Niedzielne wydanie programu "Non è l'Arena", we włoskiej telewizji La7, wywołało falę oburzenia. Wśród gości programu znaleźli się bowiem rzeczniczka MSZ Rosji Maria Zacharowa i kremlowski propagandysta Władimir Sołowjow.
Rosyjska propaganda w programie "Non è l'Arena"
Prowadzący program Massimo Giletti łączył się ze studiem w Rzymie z Placu Czerwonego w Moskwie. Dziennikarz najpierw rozmawiała z rzeczniczką Kremla.
W trakcie programu Zacharowa oskarżała NATO, UE i Stany Zjednoczone o wywołanie konfliktu na Ukrainie. Rzeczniczka Kremla, w odpowiedzi na pytanie dziennikarza o możliwość zakończenia działań wojennych, powiedziała Gilettiemu, że ten rozumuje jak dziecko.
Jak relacjonują włoskie media, w związku z treściami przekazywanymi podczas programu redaktor naczelny dziennika "Libero Quotidiano" Alessandro Sallusti (również jeden z gości w "Non è l'Arena") w trakcie nadawania wyłączył się z dyskusji. Dziennikarz zerwał połączenie internetowe, ponieważ brał udział w programie za pośrednictwem komunikatora internetowego – podaje serwis today.it.
Zacharowa kpi z premier Estonii
Niedawno światowe media pisały o rzeczniczce rosyjskiego MSZ, kiedy ta zadrwiła w mediach społecznościowych z estońskiej premier – Kai Kallas.
Komentarz Zacharowej dotyczy wypowiedzi Kai Kallas sprzed kilku tygodnik.

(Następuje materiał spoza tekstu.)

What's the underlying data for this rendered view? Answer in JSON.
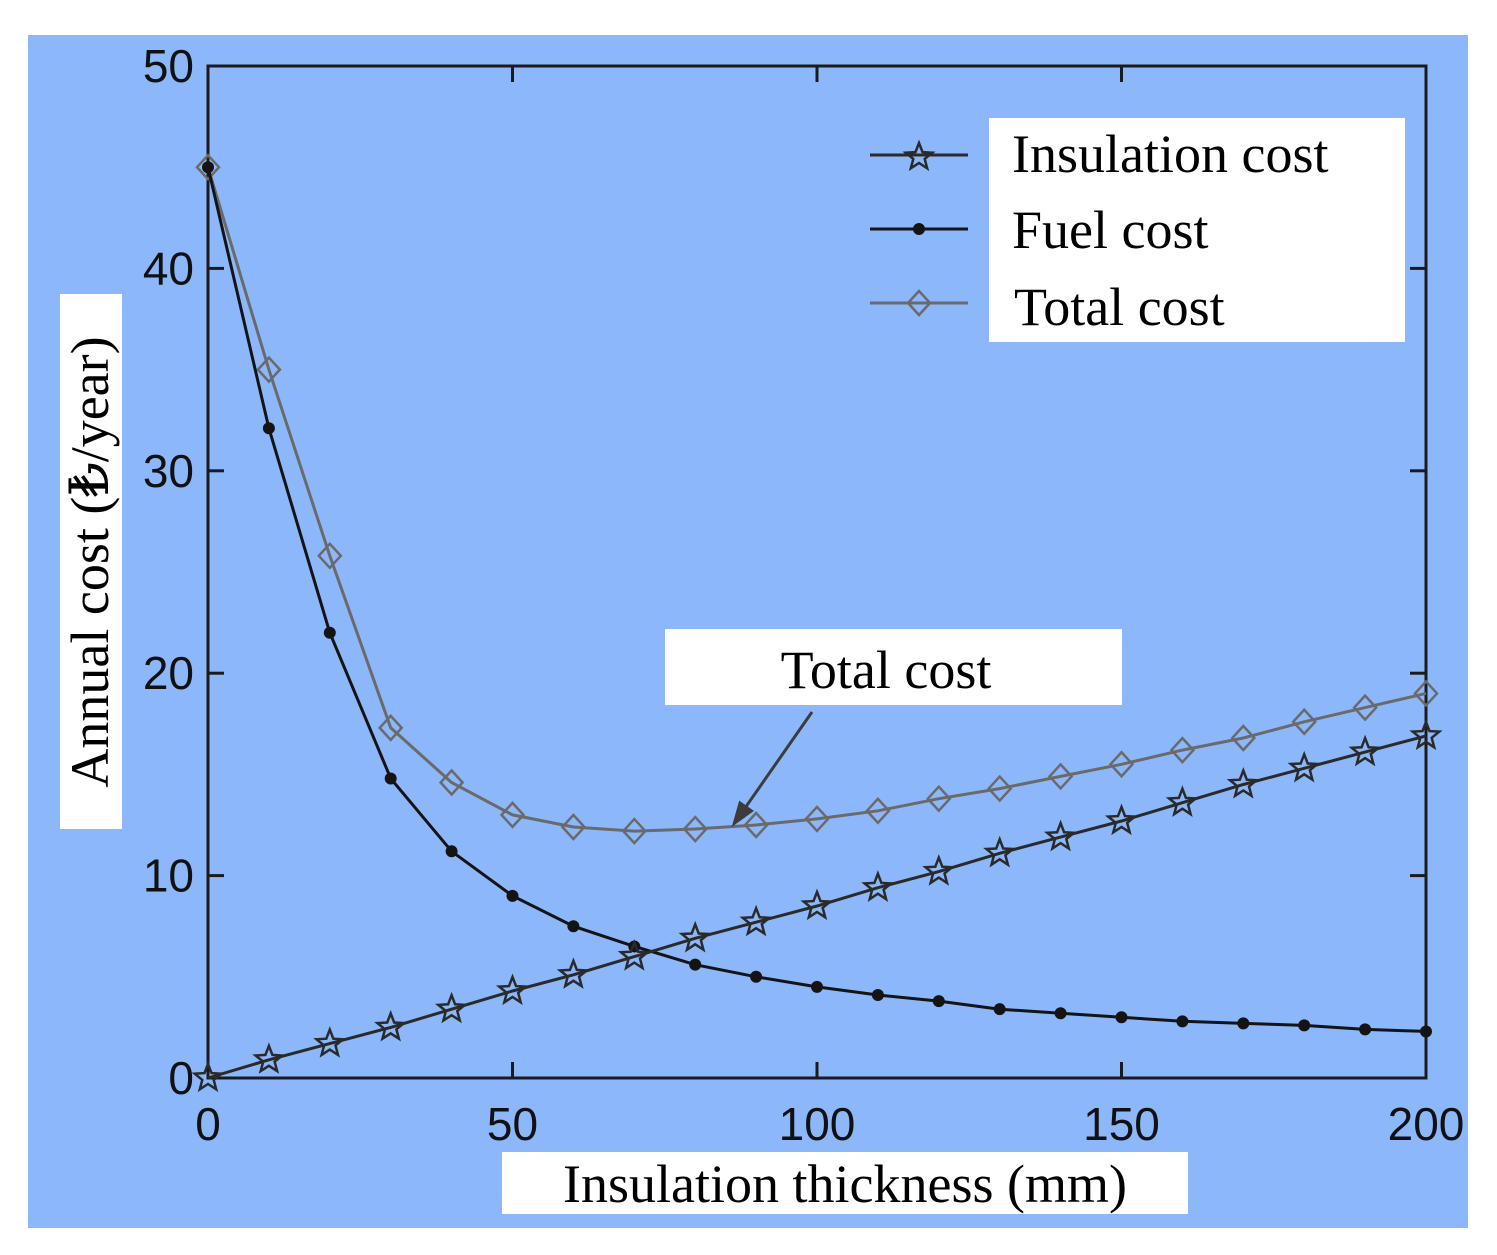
{
  "chart_data": {
    "type": "line",
    "title": "",
    "xlabel": "Insulation thickness (mm)",
    "ylabel": "Annual cost (₺/year)",
    "xlim": [
      0,
      200
    ],
    "ylim": [
      0,
      50
    ],
    "x_ticks": [
      0,
      50,
      100,
      150,
      200
    ],
    "y_ticks": [
      0,
      10,
      20,
      30,
      40,
      50
    ],
    "x_tick_labels": [
      "0",
      "50",
      "100",
      "150",
      "200"
    ],
    "y_tick_labels": [
      "0",
      "10",
      "20",
      "30",
      "40",
      "50"
    ],
    "grid": false,
    "legend_position": "top-right",
    "background_color": "#8cb8fb",
    "x": [
      0,
      10,
      20,
      30,
      40,
      50,
      60,
      70,
      80,
      90,
      100,
      110,
      120,
      130,
      140,
      150,
      160,
      170,
      180,
      190,
      200
    ],
    "series": [
      {
        "name": "Insulation cost",
        "marker": "star",
        "color": "#2a2a2a",
        "values": [
          0.0,
          0.9,
          1.7,
          2.5,
          3.4,
          4.3,
          5.1,
          6.0,
          6.9,
          7.7,
          8.5,
          9.4,
          10.2,
          11.1,
          11.9,
          12.7,
          13.6,
          14.5,
          15.3,
          16.1,
          16.9
        ]
      },
      {
        "name": "Fuel cost",
        "marker": "dot",
        "color": "#141414",
        "values": [
          45.0,
          32.1,
          22.0,
          14.8,
          11.2,
          9.0,
          7.5,
          6.5,
          5.6,
          5.0,
          4.5,
          4.1,
          3.8,
          3.4,
          3.2,
          3.0,
          2.8,
          2.7,
          2.6,
          2.4,
          2.3
        ]
      },
      {
        "name": "Total cost",
        "marker": "diamond",
        "color": "#6a6a6a",
        "values": [
          45.0,
          35.0,
          25.8,
          17.3,
          14.6,
          13.0,
          12.4,
          12.2,
          12.3,
          12.5,
          12.8,
          13.2,
          13.8,
          14.3,
          14.9,
          15.5,
          16.2,
          16.8,
          17.6,
          18.3,
          19.0
        ]
      }
    ],
    "annotation": {
      "text": "Total cost",
      "points_to_x": 86,
      "points_to_y": 12.4
    }
  }
}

Polityk zwróciła wówczas uwagę, że utrzymywanie przez państwa Zachodu relacji z prezydentem Władimirem Putinem powoduje, że polityk ten wciąż czuje się ważny. – On ciągle czuje, że znajduje się w centrum uwagi, ponieważ wszyscy chcą z nim rozmawiać. I co z tego mamy? Nie widzę żadnych pozytywnych efektów. Zdarzyła się Bucza, zdarzył się Irpień – nie widzę znaków deeskalacji – mówiła estońska polityk.
Komentując tamte wypowiedzi Kallas, rzecznika rosyjskiego resortu spraw zagranicznych zwróciła uwagę, że liderzy państw Zachodu wciąż utrzymują kontakt z prezydentem Putinem.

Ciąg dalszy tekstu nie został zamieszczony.